The film aims to track the historical movement of the abortion debate into the political sphere, and it does so with a pro-abortion slant. It at least tries to give voice to leaders in the pro-life movement, however, with speakers that include our own Tony Perkins.
Among the documentary's slew of pro-abortion advocates is Sarah Weddington, the attorney who argued Roe v. Wade. Remarkably, it makes no mention of the story of perhaps her most well-known client, Norma McCorvey (pictured). McCorvey is the eponymous "Jane Roe" in Roe v. Wade. What you don't learn is that McCorvey eventually gave birth to the child she sought to abort and later became a pro-life advocate because of her Christian faith.

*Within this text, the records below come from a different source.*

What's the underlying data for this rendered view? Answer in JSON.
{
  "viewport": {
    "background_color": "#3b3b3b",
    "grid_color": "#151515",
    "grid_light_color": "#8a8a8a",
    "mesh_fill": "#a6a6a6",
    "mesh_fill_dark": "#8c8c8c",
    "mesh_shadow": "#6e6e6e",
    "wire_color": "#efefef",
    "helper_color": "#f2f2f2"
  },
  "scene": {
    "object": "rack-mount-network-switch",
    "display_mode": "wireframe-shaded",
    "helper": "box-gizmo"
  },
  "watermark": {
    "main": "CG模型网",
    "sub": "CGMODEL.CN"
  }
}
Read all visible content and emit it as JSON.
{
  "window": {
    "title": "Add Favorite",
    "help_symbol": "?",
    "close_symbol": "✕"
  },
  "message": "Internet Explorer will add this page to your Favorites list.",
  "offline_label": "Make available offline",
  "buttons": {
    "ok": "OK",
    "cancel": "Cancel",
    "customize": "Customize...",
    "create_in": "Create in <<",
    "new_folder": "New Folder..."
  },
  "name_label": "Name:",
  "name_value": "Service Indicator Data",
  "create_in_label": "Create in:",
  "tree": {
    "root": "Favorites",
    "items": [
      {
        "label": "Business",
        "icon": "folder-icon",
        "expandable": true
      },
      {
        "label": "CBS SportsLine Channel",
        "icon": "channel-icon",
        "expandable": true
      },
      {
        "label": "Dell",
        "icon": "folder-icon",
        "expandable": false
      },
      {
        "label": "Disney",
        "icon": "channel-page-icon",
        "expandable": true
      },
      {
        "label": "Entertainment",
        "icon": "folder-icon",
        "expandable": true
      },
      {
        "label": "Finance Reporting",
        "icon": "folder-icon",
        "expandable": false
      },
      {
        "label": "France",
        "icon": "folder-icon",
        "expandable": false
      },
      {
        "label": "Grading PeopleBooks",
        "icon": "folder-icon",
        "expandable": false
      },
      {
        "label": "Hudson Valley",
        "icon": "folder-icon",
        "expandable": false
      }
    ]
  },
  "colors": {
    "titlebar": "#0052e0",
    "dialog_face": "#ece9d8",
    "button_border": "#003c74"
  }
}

It's a disappointing omission in a documentary that otherwise makes an effort to fairly represent the pro-life stance. (Even if it fails to fully represent the idea that pro-lifers are advocating for the unborn--not government control over women's bodies or back-alley abortions. Or the idea that demographics other than old, white men can be pro-life.)
Arguably, the film doesn't have the time to explore the integrity of or the moral basis for the views of all the major players in the abortion debate. But it does find screen time for a Protestant minister who supports legal abortion, a doctor who believes that his abortion practice is an act of compassion, and shrewd politicos who used Roe v. Wade to channel the passion of conservative evangelicals into votes for Ronald Reagan.
What about the young woman who wanted an abortion and then changed her mind?
As a result, the absence of McCorvey and her story paints an incomplete picture of key figures in the abortion debate, the role of faith, and advocates for the sanctity of life. In a documentary with her assumed name in the title, Norma McCorvey and her story could have and should have been given a voice.